Malware can have a huge impact on the performance and traffic of your WordPress website. Search engines may see it as spam and bring your search rankings down. Visitors may be discouraged by your suspicious site and end up going someplace else to get the information that they need.

If you don’t want any of these to happen to your website, check out these strategies on how you can remove malware in your website:

Make use of live scanners

Contrary to what most people say, using web-based scanners can make a difference in ensuring the security of your website. These online tools can come in handy in preventing malware from attacking your website.

Unfortunately, there are only a few free and reliable live scanners in the market. However, if you are willing to shell out for the sake of site security and peace of mind, registering for live scanning services may be the best line of defense for your website to be free from malicious and unwanted codes.

Update Your Core Files and Folders

Another way you can remove malware from your WordPress website is by upgrading all of the core files and folders of the blogging platform.
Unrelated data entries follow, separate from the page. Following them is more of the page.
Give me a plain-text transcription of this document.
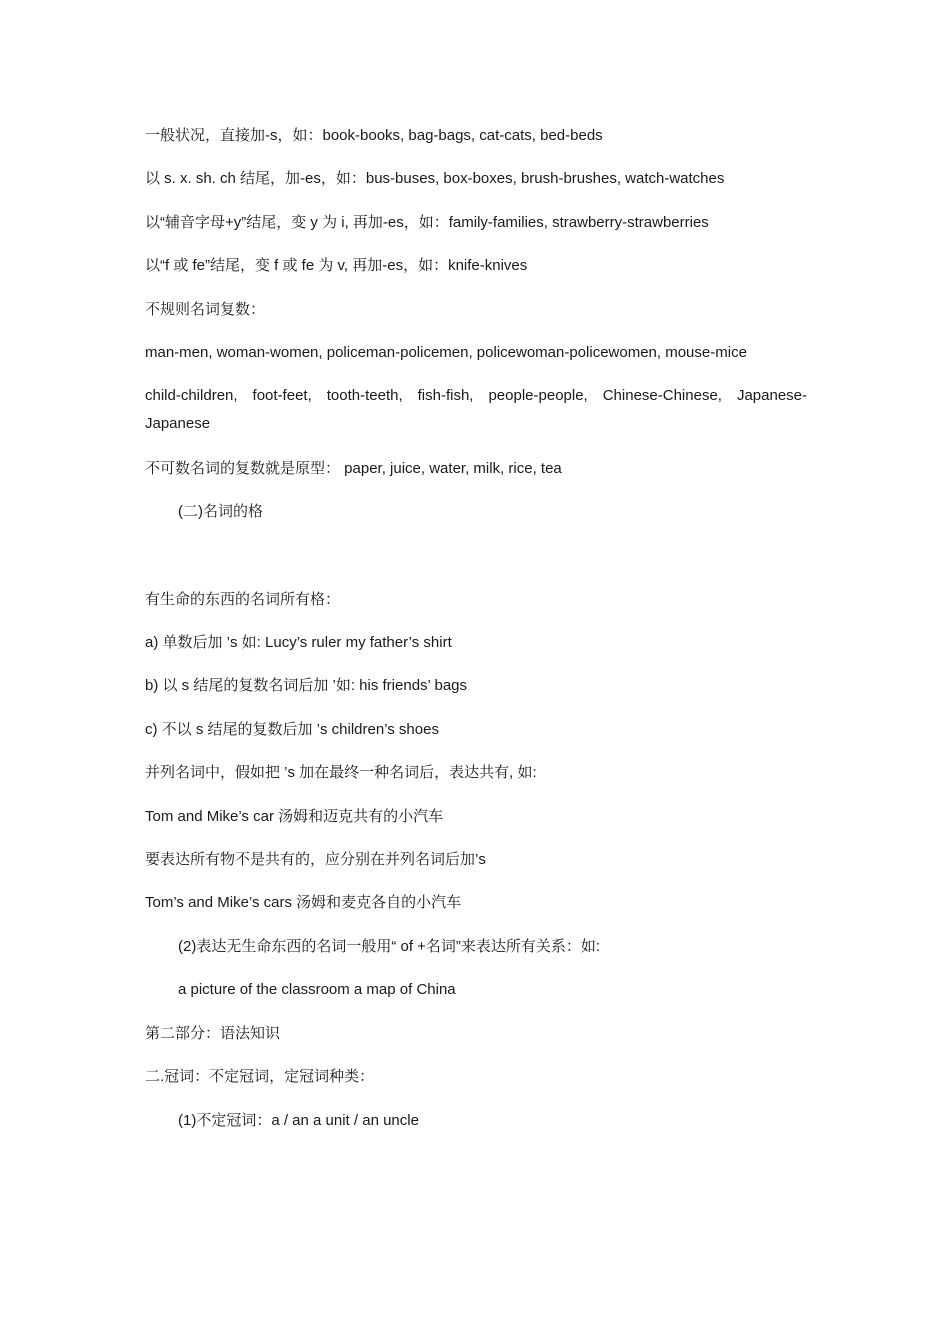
一般状况，直接加-s，如：book-books, bag-bags, cat-cats, bed-beds

以 s. x. sh. ch 结尾，加-es，如：bus-buses, box-boxes, brush-brushes, watch-watches

以“辅音字母+y”结尾，变 y 为 i, 再加-es，如：family-families, strawberry-strawberries

以“f 或 fe”结尾，变 f 或 fe 为 v, 再加-es，如：knife-knives

不规则名词复数：

man-men, woman-women, policeman-policemen, policewoman-policewomen, mouse-mice

child-children, foot-feet, tooth-teeth, fish-fish, people-people, Chinese-Chinese, Japanese-Japanese

不可数名词的复数就是原型： paper, juice, water, milk, rice, tea

(二)名词的格

有生命的东西的名词所有格：

a) 单数后加 ’s 如: Lucy’s ruler my father’s shirt

b) 以 s 结尾的复数名词后加 ’如: his friends’ bags

c) 不以 s 结尾的复数后加 ’s children’s shoes

并列名词中，假如把 ’s 加在最终一种名词后，表达共有, 如:

Tom and Mike’s car 汤姆和迈克共有的小汽车

要表达所有物不是共有的，应分别在并列名词后加’s

Tom’s and Mike’s cars 汤姆和麦克各自的小汽车

(2)表达无生命东西的名词一般用“ of +名词”来表达所有关系：如:

a picture of the classroom a map of China

第二部分：语法知识

二.冠词：不定冠词，定冠词种类：

(1)不定冠词：a / an a unit / an uncle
You can do this manually using file transfer protocol (FTP) or through a hosted file manager.

First off, you need to download the latest version of WordPress and extract the files on your local drive. Delete the old core files and folders (with the exception of the wp-content folder), and install the locally extracted core files.

When updating, make sure that you back up your configuration files. After the fresh installation of core files, copy the following information from your old wp-config.php to the new one:

  • database name
  • database host
  • database password
  • $table_prefix

This step will ensure that your core files and folders are spotlessly clean from malware.
Next, login to your admin panel, reset the permalink structure first to its default and then set it to the old structure. This will create the .htaccess file.

Delete themes and plugins

Themes and plugins may get hacked via backdoor access, and so the best thing to do is delete them and download the latest themes and plugins. Make sure that the plugin or theme that you are using comes from a reputable source, as there is a chance that your source may be inserting malicious codes without your knowledge.

Delete additional files in the wp-content folder

With the exception of folders for uploads and the updated themes and plugins, other files in the wp-content folder should be deleted.

Scan uploads folder

The uploads folder may become the target of a malware attack through the insertion of PHP files. By default, this folder doesn’t contain any PHP files. Therefore, it’s a wise move to remove PHP files in this folder. The size of the uploads folder is usually larger than most PHP files in your website.

Check for a hidden admin

There are times when malware codes can create a hidden admin user after accessing your website through the backdoor. Once they are able to do so, hackers can make changes to your website without your knowledge.
To verify this, go to the WordPress admin dashboard and click on Users. Any user apart from your identified identities must be removed.

Check for malicious users

If you allow user registration on your website, expect to have a lot of different users on your site. If you suspect that there is a malicious user even if it is subscribed, you need to assess its integrity. Hackers may register on your site and add malicious scripts looking for any weaknesses in your themes and plugins.

To check for spam users and remove them from your list, you may install WordPress plugins that do the job, such as Stop Spammers.

The Bottom Line

Your WordPress website has the potential to generate a huge following and surge up in search rankings. Unfortunately, the presence of malware may do the opposite and even hurt the rankings of your website. By following these simple steps, you can put an end to malware infection in your website.